Baron Fig started from Kickstarter and has grown since. If you look at their website, you can see they have a very community oriented approach. They continue to take feedback, while looking for any ways to improve and evolve their notebooks based on what customers want. This also crosses over to their customer service as I received multiple personalized emails regarding my order before and after receiving it. Sometimes, they like to run special design releases too with different cover art if the simple gray isn’t your style.
Black n’ Red: The Value
Value Rating/(Price): 10/($7)
Overall Rating (1-10): 8
It’s all about the value with these. You can buy 3 of them for the price of one of the above notebooks. At $6.99 I didn’t expect much when I first ordered one of these, but the quality is surprising for the price. They’re solid notebooks.
The paper quality is noticeably lower than the above, but it still does the job. And it even comes with a red ribbon bookmark. Not bad for under $7.
Pocket notebooks are much smaller with extremely simple designs and construction, but they’re great for writing on the go. You can just slip them in your pocket and jot down ideas where ever you are. On the subway or a stop at the park, it’s nice to have a small notebook always with you. They can’t replace a normal sized, quality notebook, but they’re worth having a few. To be honest, these mini notebooks are all basically the same construction and quality, but here’s a few that I’d recommend (they all come in packs of 3 too).
Price: $9(for 3)
Price: $10(for 3)
Price: $9(for 3)
Hybrid Pocket Notebook Option
Moleskine also makes a sort of hybrid between the regular sized notebooks and the above minis. At 3.5 x 5.5 inches, it can fit in your pocket too, but the construction is the same as the larger sized version. You get the band closure and ribbon bookmark too.
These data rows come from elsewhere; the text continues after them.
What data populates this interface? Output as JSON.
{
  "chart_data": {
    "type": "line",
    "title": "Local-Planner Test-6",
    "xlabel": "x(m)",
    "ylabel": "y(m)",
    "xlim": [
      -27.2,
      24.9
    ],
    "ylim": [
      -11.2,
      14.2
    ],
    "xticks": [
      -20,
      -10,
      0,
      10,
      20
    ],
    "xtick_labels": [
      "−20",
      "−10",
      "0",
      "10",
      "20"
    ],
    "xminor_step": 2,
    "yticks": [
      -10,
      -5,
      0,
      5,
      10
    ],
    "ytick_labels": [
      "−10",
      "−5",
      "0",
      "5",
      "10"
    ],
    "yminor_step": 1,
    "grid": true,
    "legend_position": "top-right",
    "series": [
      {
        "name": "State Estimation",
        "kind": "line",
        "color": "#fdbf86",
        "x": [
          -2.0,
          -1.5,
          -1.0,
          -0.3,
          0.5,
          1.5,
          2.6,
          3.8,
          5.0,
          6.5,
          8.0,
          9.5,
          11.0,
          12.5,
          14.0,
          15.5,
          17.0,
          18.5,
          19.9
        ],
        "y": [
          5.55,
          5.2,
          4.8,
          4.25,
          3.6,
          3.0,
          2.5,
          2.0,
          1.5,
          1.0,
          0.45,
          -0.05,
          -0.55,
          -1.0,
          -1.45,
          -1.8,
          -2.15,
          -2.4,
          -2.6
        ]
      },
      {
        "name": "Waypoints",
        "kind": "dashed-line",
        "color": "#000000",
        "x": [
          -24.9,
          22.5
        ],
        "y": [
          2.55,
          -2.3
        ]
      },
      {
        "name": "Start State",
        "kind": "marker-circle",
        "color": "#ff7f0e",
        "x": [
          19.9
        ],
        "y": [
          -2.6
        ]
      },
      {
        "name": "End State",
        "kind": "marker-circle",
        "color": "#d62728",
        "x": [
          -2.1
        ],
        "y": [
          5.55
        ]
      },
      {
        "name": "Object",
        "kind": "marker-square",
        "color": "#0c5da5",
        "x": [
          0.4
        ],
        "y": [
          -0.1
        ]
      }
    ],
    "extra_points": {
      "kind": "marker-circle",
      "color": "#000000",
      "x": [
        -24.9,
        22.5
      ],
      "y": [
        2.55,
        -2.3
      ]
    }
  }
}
BLANK, RULED, or DOT GRID?
Most of these notebooks are offered in different versions when it comes to the pages. You have blank, ruled, and dot grids.
I have all 3 versions because I find them all useful for different things. Blank is great for writing down quick ideas and you can draw pictures to go along with them too. I use ruled when I want to really sit down and write because it’s more organized for that. And then I find the dot grids fun for versatility. You can write sideways or add diagrams, the lines are smaller to fit in more, and they’re great for lists too.
It’s all up to your personal preference, but I’d recommend trying them all out to see what you like.
Overall Notebook Winner: Leuchtturm 1917
This is a close one because I like and use all the notebooks I included here, but the Leuchtturm 1917 gets the edge because it has everything. There’s really nothing negative I can say about it. It has the quality and classic look of Moleskine, but with more to offer inside. The numbered pages and extras included make it the best choice, in my opinion.
The story behind Baron Fig, their amazing service and the simple beauty of their notebooks is hard to knock too. With Moleskine, you get the classic that was designed after the notebooks Vincent van Gogh, Pablo Picasso, and Ernest Hemingway used. And for a budget choice, under $7 can get you a pretty decent notebook with the Black n’ Red. So you really can’t go wrong with any of them, but if I had to choose just one, it would be the Leuchtturm 1917.